Mr Knowlton said he expects that the 52-acre site would be eventually developed in some manner.

Letter

In a February 10 letter to the WPCA, Mr Hall writes that because the site is in the APD, applicable zoning regulations would limit the number of dwellings to 26 that could use a large-scale septic system. “Accordingly, if the project is to be built as proposed (with 80 units), a sewer connection is necessary,” Mr Hall adds.

Mr Hall lists a series of reasons why a new 80-unit complex would benefit the town.

The project would provide living quarters for people who do not want to maintain single-family residences, but want to continue living in Newtown, he said.

The project would economically benefit the town, he adds, stating that the cost of public services required by people over age 55 would be outweighed by the property taxes generated by such a complex.

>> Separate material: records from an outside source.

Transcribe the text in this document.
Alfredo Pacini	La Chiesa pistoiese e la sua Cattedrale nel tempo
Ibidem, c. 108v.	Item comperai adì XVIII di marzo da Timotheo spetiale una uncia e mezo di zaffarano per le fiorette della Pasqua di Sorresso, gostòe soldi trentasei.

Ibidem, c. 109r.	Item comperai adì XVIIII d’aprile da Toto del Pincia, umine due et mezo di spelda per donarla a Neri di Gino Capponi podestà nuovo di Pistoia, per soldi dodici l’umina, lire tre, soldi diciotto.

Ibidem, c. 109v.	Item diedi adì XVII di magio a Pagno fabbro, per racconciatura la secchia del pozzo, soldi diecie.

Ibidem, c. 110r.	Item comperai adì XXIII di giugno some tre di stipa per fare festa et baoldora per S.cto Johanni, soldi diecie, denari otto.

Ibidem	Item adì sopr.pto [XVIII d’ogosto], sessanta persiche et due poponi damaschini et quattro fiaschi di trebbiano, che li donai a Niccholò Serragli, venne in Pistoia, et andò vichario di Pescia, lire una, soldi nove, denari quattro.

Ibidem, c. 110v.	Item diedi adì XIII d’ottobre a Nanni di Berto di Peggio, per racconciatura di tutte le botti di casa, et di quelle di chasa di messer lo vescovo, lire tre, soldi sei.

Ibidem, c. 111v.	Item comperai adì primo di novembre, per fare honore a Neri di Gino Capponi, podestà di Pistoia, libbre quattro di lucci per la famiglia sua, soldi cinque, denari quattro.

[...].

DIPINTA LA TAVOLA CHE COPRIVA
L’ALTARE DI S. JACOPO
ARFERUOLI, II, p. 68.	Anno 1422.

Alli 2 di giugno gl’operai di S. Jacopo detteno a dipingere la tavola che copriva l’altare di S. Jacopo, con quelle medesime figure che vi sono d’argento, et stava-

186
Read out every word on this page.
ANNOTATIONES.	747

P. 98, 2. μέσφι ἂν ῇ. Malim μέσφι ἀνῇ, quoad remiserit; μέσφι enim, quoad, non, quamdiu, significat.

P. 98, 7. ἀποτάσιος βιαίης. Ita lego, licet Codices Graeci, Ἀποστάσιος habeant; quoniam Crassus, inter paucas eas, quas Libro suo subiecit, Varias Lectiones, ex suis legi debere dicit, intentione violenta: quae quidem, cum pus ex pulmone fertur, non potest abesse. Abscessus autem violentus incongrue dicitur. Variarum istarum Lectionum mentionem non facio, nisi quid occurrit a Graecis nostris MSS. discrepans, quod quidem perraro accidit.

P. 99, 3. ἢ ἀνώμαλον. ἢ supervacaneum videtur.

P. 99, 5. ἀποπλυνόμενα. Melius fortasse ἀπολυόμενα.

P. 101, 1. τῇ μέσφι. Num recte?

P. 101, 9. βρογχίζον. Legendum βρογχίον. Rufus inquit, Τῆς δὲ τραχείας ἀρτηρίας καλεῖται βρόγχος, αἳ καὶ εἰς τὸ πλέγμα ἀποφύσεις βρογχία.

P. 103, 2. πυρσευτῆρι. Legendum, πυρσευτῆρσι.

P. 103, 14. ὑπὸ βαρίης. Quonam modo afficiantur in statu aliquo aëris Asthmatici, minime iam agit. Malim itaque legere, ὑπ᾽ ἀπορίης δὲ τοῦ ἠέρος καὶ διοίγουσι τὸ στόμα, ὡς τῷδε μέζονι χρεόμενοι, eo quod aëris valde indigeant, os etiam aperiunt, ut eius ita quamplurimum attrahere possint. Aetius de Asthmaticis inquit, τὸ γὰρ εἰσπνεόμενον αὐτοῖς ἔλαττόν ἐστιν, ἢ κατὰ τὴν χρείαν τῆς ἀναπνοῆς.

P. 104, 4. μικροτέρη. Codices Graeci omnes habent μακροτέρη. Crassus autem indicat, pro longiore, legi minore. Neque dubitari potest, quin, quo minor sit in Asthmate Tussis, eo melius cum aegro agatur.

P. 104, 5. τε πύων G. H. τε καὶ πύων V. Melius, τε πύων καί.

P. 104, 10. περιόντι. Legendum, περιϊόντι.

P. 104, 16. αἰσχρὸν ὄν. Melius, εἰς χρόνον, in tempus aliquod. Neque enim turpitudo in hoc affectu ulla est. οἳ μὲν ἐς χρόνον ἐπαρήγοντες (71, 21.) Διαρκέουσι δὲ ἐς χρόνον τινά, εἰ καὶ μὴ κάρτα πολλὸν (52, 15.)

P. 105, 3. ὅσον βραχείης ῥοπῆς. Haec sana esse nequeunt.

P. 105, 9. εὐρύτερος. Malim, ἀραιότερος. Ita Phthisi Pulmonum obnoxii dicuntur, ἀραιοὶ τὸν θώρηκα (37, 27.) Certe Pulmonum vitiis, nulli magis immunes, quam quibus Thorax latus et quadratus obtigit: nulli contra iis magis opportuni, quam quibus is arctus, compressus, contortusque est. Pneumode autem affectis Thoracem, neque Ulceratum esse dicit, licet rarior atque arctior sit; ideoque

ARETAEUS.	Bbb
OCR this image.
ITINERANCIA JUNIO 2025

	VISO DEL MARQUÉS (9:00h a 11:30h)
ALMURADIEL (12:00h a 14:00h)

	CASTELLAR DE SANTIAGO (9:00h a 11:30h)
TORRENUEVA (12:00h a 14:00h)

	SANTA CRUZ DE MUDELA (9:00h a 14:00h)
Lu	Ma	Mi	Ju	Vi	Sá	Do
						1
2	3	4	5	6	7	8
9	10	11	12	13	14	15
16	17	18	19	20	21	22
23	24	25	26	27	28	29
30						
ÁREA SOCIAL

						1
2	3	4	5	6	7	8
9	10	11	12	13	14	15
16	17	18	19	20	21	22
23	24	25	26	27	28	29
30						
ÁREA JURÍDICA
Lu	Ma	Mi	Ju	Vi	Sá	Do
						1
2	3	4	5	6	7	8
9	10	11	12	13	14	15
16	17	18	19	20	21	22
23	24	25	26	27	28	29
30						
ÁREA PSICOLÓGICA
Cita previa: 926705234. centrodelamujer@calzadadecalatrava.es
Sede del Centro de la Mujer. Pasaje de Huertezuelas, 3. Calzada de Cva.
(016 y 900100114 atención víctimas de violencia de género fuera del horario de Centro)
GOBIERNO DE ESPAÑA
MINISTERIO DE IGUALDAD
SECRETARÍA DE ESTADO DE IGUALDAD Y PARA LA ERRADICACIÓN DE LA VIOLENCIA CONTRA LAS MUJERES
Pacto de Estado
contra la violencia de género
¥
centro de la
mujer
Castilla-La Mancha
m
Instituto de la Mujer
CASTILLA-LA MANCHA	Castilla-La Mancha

Allowing an 80-unit complex to connect to the sewer system would prevent the prospect of an approximately 20-home conventional subdivision, involving road construction, septic system installation and general development of the terrain, Mr Hall adds. The lawyer states that he expects that much less of the site would be disturbed by an 80-unit multifamily complex than by a potential single-family home subdivision.

In the past, the WPCA has approved some, but not all, requests for sewer connections for multifamily development.

Public sewers and public water lines that serve Newtown High School are located beneath Oakview Road, along the frontage of the development site. Toll Bothers would need to convince the WPCA to expand the dimensions of the town’s sewer district for the complex to gain sewer service.

The site that Toll Brothers wants to develop lies between Oakview Road and the Pootatuck River. Toll Brothers holds a purchase option on the acreage from Watkins Brothers Development Corp, and others.

In a letter to the P&Z, Mr Hall wrote that a traffic study performed for the developer found that the proposed complex would not cause traffic congestion on Oakview Road, nor create a traffic hazard there. Toll Brothers is willing to widen and improve some narrow sections of Oakview Road in connection with the project, according to Mr Hall.

Until several years ago, Oakview Road was unpaved. Oakview Road links Berkshire Road to Wasserman Way. The narrow, curving, hilly Oakview Road passes directly behind the high school’s new athletic field complex. The street contains about a dozen residences.